Credit Altitude Angel
Credit Altitude Angel.

The UK may soon be home to a 165-mile “drone superhighway” – a dedicated lane of airspace for cargo drones across the east of England.

Project Skyway, led by a consortium, including Reading-based software developer Altitude Angel, hopes to secure airspace permission initially over Oxford, Milton Keynes, Cambridge, Coventry and Rugby, hoping to add Southampton and Ipswich later on.

The project offers “a decentralised approach to point-to-point deliveries”, which could take trucks off roads, a spokesperson for the developer said.

“Drone operators don’t need to take off from specific drone ports if the operator has permission to take off from the landowner within the ‘superhighway’ corridor.”

The drones would “use detect and avoid (DAA) networks, orchestrated by algorithmic traffic-control on the ground, to adjust their flight plans in real time, enabling them to share airspace with other craft”, said the company.

The service would be provided through “software and connectivity integrations”, which would require no additional hardware onboard the drones, and it added that today, a typical high-end  battery-powered hexacopter drone can carry about 2kg for one hour, at a speed of 70 kph in good weather conditions.

Online retail giant Amazon says 86% of its packages weigh 2.25kg or less, making them well within weight tolerances for electric quadcopter drones. With no motorway traffic to contend with, an electric drone in theory could cover the distance between Reading and Oxford with time to spare; although, getting to Coventry, 75 km as the drone flies, would strain the limits of today’s technology.
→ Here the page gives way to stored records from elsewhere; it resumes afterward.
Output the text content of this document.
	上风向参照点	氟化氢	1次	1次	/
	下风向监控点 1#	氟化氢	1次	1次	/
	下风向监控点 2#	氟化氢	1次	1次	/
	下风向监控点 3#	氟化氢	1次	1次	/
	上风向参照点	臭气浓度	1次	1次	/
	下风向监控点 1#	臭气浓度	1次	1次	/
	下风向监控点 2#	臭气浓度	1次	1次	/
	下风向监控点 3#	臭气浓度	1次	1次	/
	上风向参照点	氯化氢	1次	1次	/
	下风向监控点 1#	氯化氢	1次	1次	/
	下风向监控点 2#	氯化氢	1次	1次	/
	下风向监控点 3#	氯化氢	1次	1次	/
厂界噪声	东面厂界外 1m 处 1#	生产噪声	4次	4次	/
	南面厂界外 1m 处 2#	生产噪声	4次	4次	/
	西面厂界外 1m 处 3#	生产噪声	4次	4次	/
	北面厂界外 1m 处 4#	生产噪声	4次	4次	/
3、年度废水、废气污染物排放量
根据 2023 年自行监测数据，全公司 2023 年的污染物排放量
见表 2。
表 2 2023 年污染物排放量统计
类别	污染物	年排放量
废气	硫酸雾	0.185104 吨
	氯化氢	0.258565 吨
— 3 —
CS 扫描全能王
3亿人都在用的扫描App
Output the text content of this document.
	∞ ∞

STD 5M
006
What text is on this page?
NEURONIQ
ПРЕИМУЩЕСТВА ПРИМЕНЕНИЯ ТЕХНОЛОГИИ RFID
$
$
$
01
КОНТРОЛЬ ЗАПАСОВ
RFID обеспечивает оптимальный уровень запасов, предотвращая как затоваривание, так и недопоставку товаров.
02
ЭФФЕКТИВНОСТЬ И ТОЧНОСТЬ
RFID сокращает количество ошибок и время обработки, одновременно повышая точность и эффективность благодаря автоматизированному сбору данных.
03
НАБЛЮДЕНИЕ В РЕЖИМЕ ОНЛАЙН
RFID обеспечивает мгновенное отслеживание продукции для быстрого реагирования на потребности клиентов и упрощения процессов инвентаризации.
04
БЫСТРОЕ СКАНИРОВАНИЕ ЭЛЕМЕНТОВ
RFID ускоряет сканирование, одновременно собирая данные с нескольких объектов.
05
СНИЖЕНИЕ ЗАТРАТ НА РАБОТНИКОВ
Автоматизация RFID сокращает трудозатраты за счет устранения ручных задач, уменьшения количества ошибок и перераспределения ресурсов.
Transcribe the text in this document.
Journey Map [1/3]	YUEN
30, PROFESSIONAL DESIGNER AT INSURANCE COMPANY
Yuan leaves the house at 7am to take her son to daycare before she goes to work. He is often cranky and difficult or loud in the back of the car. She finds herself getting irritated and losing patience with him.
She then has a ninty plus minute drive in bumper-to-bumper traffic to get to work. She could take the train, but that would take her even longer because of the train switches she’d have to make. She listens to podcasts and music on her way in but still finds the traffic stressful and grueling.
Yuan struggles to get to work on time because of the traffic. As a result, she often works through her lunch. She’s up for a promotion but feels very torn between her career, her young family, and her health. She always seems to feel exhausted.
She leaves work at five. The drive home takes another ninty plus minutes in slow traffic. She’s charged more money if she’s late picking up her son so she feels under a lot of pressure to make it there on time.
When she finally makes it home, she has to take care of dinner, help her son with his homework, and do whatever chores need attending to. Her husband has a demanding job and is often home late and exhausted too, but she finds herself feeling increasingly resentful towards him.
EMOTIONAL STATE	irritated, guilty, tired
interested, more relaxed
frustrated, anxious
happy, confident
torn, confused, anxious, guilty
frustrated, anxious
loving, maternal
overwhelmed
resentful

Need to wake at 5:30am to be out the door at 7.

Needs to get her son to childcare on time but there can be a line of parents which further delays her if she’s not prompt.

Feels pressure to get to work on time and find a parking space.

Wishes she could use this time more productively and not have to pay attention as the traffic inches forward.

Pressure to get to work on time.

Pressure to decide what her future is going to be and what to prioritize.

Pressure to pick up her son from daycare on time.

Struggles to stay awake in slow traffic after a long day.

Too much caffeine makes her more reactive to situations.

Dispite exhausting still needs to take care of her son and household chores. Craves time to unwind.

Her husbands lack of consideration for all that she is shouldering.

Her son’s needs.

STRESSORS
On the other end of the scale, some companies are getting around the low power density of batteries by using hydrocarbon fuels and an aerodynamic monoplane architecture. Recently The Loadstar reported on the Black Swan, a cargo drone which can carry 350kg for distances of 2,500km (1,349 nautical miles) using bioethanol.

Although the environmental impact of taking cargo off vans and putting it on hydrocarbon-powered UAVs would be deleterious, Altitude Angel believes this can be implemented in an environmentally friendly fashion.

“The use of drones, powered by green, renewable energies, can avoid traffic delays,” said the spokesperson. “It is too early to say how many trucks drones will take off roads, but their use will undoubtedly be greener.”

The main selling point, however, is speed. Sensitive cargo like medical supplies – such as NHS deliveries between remote Scottish islands –Altitude Angel said were providing the initial impetus drone technology needs to get off the ground, as “…transporting blood and medical samples for testing using traditional transport methods is both costly and time consuming”.